Schaffer has done his best to moderate his image but he's run a clumsy and error filled campaign. He has stoked a scandal by endorsing the slave labor practices of the Marianas Islands. It's been a two-fer scandal that not only ties him to despicable human righst abuses but also to convicted lobbyist Jack Abramoff. Schaffer handler Dick Wadhams has done his best to intimidate and bully the press but they appear less compliant than in the past. The shine is off Wadhams after the embarrassing collapse of his candidate in 2006, George Allen, and Wadhams (like Rove before him) rely heavily on their perceived strength and power to intimidate the press and opponents alike.
I've thought for quite some time that Shcaffer was poised to absorb a 10 point defeat or more in the Senate race. Recent results only confirm those suppositions and now have me convinced that Musgrave is in a fight for her political life. Her safe Republican seat is, in all likelihood, no better than a toss-up as of this morning.

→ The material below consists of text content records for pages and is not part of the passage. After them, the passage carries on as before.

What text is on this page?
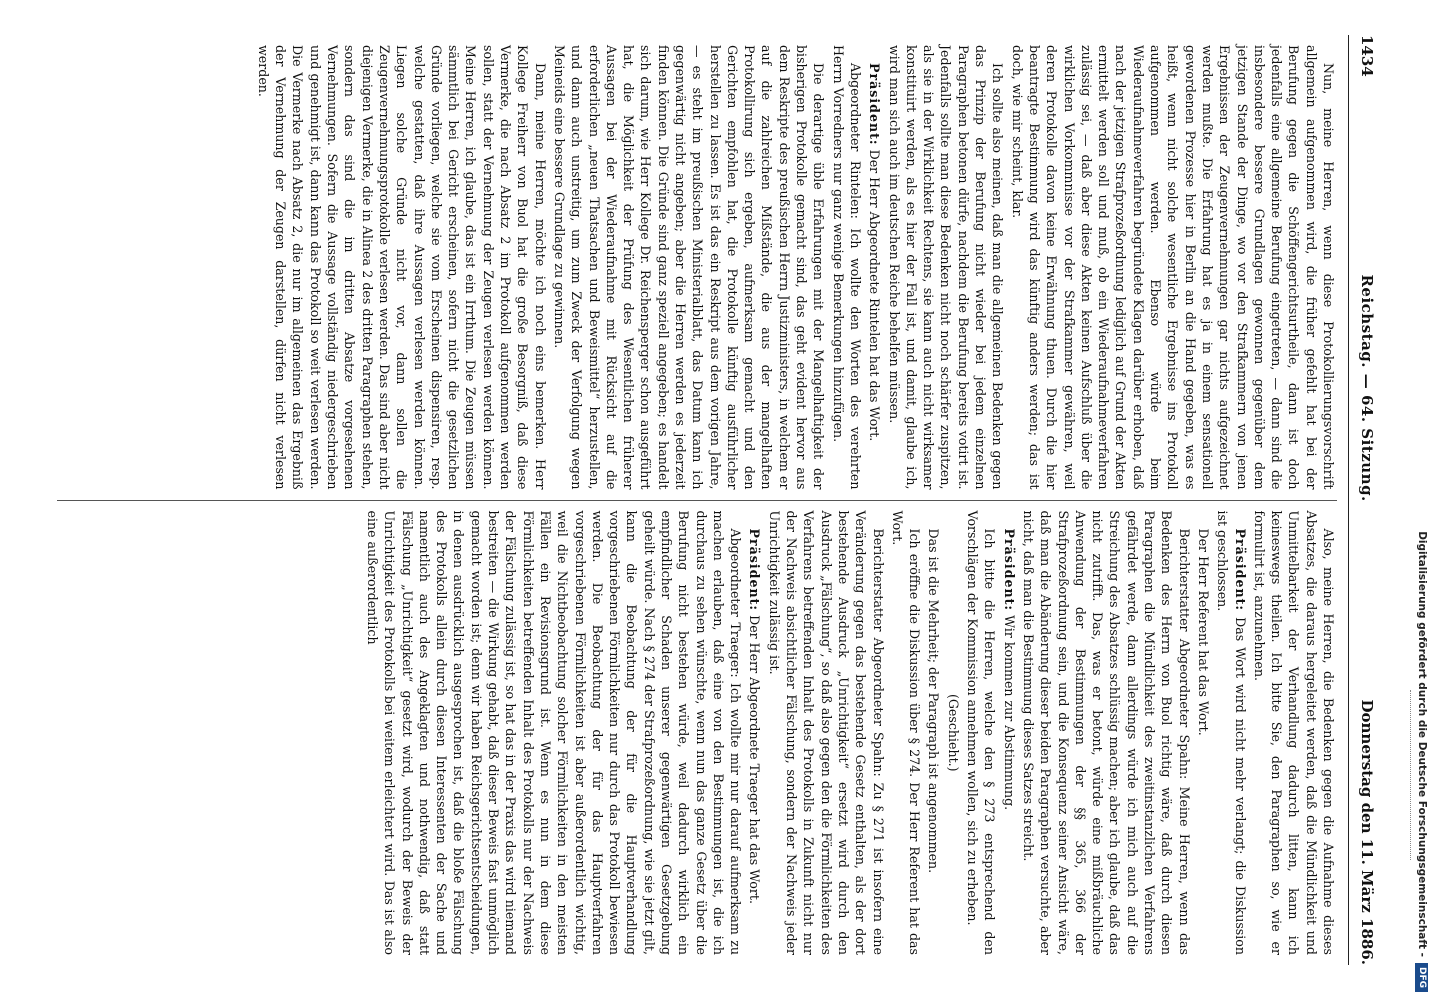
1434
Reichstag. — 64. Sitzung.
Donnerstag den 11. März 1886.

Nun, meine Herren, wenn diese Protokollierungsvorschrift allgemein aufgenommen wird, die früher gefehlt hat bei der Berufung gegen die Schöffengerichtsurtheile, dann ist doch jedenfalls eine allgemeine Berufung eingetreten, — dann sind die insbesondere bessere Grundlagen gewonnen gegenüber dem jetzigen Stande der Dinge, wo vor den Strafkammern von jenen Ergebnissen der Zeugenvernehmungen gar nichts aufgezeichnet werden mußte. Die Erfahrung hat es ja in einem sensationell gewordenen Prozesse hier in Berlin an die Hand gegeben, was es heißt, wenn nicht solche wesentliche Ergebnisse ins Protokoll aufgenommen werden. Ebenso würde beim Wiederaufnahmeverfahren begründete Klagen darüber erhoben, daß nach der jetzigen Strafprozeßordnung lediglich auf Grund der Akten ermittelt werden soll und muß, ob ein Wiederaufnahmeverfahren zulässig sei, — daß aber diese Akten keinen Aufschluß über die wirklichen Vorkommnisse vor der Strafkammer gewähren, weil deren Protokolle davon keine Erwähnung thuen. Durch die hier beantragte Bestimmung wird das künftig anders werden; das ist doch, wie mir scheint, klar.

Ich sollte also meinen, daß man die allgemeinen Bedenken gegen das Prinzip der Berufung nicht wieder bei jedem einzelnen Paragraphen betonen dürfe, nachdem die Berufung bereits votirt ist. Jedenfalls sollte man diese Bedenken nicht noch schärfer zuspitzen, als sie in der Wirklichkeit Rechtens, sie kann auch nicht wirksamer konstituirt werden, als es hier der Fall ist, und damit, glaube ich, wird man sich auch im deutschen Reiche behelfen müssen.

Präsident: Der Herr Abgeordnete Rintelen hat das Wort.

Abgeordneter Rintelen: Ich wollte den Worten des verehrten Herrn Vorredners nur ganz wenige Bemerkungen hinzufügen.

Die derartige üble Erfahrungen mit der Mangelhaftigkeit der bisherigen Protokolle gemacht sind, das geht evident hervor aus dem Reskripte des preußischen Herrn Justizministers, in welchem er auf die zahlreichen Mißstände, die aus der mangelhaften Protokollirung sich ergeben, aufmerksam gemacht und den Gerichten empfohlen hat, die Protokolle künftig ausführlicher herstellen zu lassen. Es ist das ein Reskript aus dem vorigen Jahre, — es steht im preußischen Ministerialblatt, das Datum kann ich gegenwärtig nicht angeben; aber die Herren werden es jederzeit finden können. Die Gründe sind ganz speziell angegeben; es handelt sich darum, wie Herr Kollege Dr. Reichensperger schon ausgeführt hat, die Möglichkeit der Prüfung des Wesentlichen früherer Aussagen bei der Wiederaufnahme mit Rücksicht auf die erforderlichen „neuen Thatsachen und Beweismittel“ herzustellen, und dann auch unstreitig, um zum Zweck der Verfolgung wegen Meineids eine bessere Grundlage zu gewinnen.

Dann, meine Herren, möchte ich noch eins bemerken. Herr Kollege Freiherr von Buol hat die große Besorgniß, daß diese Vermerke, die nach Absatz 2 im Protokoll aufgenommen werden sollen, statt der Vernehmung der Zeugen verlesen werden können. Meine Herren, ich glaube, das ist ein Irrthum. Die Zeugen müssen sämmtlich bei Gericht erscheinen, sofern nicht die gesetzlichen Gründe vorliegen, welche sie vom Erscheinen dispensiren, resp. welche gestatten, daß ihre Aussagen verlesen werden können. Liegen solche Gründe nicht vor, dann sollen die Zeugenvernehmungsprotokolle verlesen werden. Das sind aber nicht diejenigen Vermerke, die in Alinea 2 des dritten Paragraphen stehen, sondern das sind die im dritten Absatze vorgesehenen Vernehmungen. Sofern die Aussage vollständig niedergeschrieben und genehmigt ist, dann kann das Protokoll so weit verlesen werden. Die Vermerke nach Absatz 2, die nur im allgemeinen das Ergebniß der Vernehmung der Zeugen darstellen, dürfen nicht verlesen werden.

Also, meine Herren, die Bedenken gegen die Aufnahme dieses Absatzes, die daraus hergeleitet werden, daß die Mündlichkeit und Unmittelbarkeit der Verhandlung dadurch litten, kann ich keineswegs theilen. Ich bitte Sie, den Paragraphen so, wie er formulirt ist, anzunehmen.

Präsident: Das Wort wird nicht mehr verlangt; die Diskussion ist geschlossen.

Der Herr Referent hat das Wort.

Berichterstatter Abgeordneter Spahn: Meine Herren, wenn das Bedenken des Herrn von Buol richtig wäre, daß durch diesen Paragraphen die Mündlichkeit des zweitinstanzlichen Verfahrens gefährdet werde, dann allerdings würde ich mich auch auf die Streichung des Absatzes schlüssig machen; aber ich glaube, daß das nicht zutrifft. Das, was er betont, würde eine mißbräuchliche Anwendung der Bestimmungen der §§ 365, 366 der Strafprozeßordnung sein, und die Konsequenz seiner Ansicht wäre, daß man die Abänderung dieser beiden Paragraphen versuchte, aber nicht, daß man die Bestimmung dieses Satzes streicht.

Präsident: Wir kommen zur Abstimmung.

Ich bitte die Herren, welche den § 273 entsprechend den Vorschlägen der Kommission annehmen wollen, sich zu erheben.

(Geschieht.)

Das ist die Mehrheit; der Paragraph ist angenommen.

Ich eröffne die Diskussion über § 274. Der Herr Referent hat das Wort.

Berichterstatter Abgeordneter Spahn: Zu § 271 ist insofern eine Veränderung gegen das bestehende Gesetz enthalten, als der dort bestehende Ausdruck „Unrichtigkeit“ ersetzt wird durch den Ausdruck „Fälschung“, so daß also gegen den die Förmlichkeiten des Verfahrens betreffenden Inhalt des Protokolls in Zukunft nicht nur der Nachweis absichtlicher Fälschung, sondern der Nachweis jeder Unrichtigkeit zulässig ist.

Präsident: Der Herr Abgeordnete Traeger hat das Wort.

Abgeordneter Traeger: Ich wollte mir nur darauf aufmerksam zu machen erlauben, daß eine von den Bestimmungen ist, die ich durchaus zu sehen wünschte, wenn nun das ganze Gesetz über die Berufung nicht bestehen würde, weil dadurch wirklich ein empfindlicher Schaden unserer gegenwärtigen Gesetzgebung geheilt würde. Nach § 274 der Strafprozeßordnung, wie sie jetzt gilt, kann die Beobachtung der für die Hauptverhandlung vorgeschriebenen Förmlichkeiten nur durch das Protokoll bewiesen werden. Die Beobachtung der für das Hauptverfahren vorgeschriebenen Förmlichkeiten ist aber außerordentlich wichtig, weil die Nichtbeobachtung solcher Förmlichkeiten in den meisten Fällen ein Revisionsgrund ist. Wenn es nun in dem diese Förmlichkeiten betreffenden Inhalt des Protokolls nur der Nachweis der Fälschung zulässig ist, so hat das in der Praxis das wird niemand bestreiten — die Wirkung gehabt, daß dieser Beweis fast unmöglich gemacht worden ist; denn wir haben Reichsgerichtsentscheidungen, in denen ausdrücklich ausgesprochen ist, daß die bloße Fälschung des Protokolls allein durch diesen Interessenten der Sache und namentlich auch des Angeklagten und nothwendig, daß statt Fälschung „Unrichtigkeit“ gesetzt wird, wodurch der Beweis der Unrichtigkeit des Protokolls bei weitem erleichtert wird. Das ist also eine außerordentlich	Digitalisierung gefördert durch die Deutsche Forschungsgemeinschaft -
DFG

Nationally John McCain cannot break the 45% ceiling. This despite very high name recognition, good press treatment and with the Democratic candidate largely focusing on each other and not the Senator from Arizona. That has to be another worrisome sign for GOP candidates, strategists and partisans. It looks as though the historic 2006 drubbing the Republican Party absorbed was just the beginning, the wave it seems will crest over their heads in November 2008.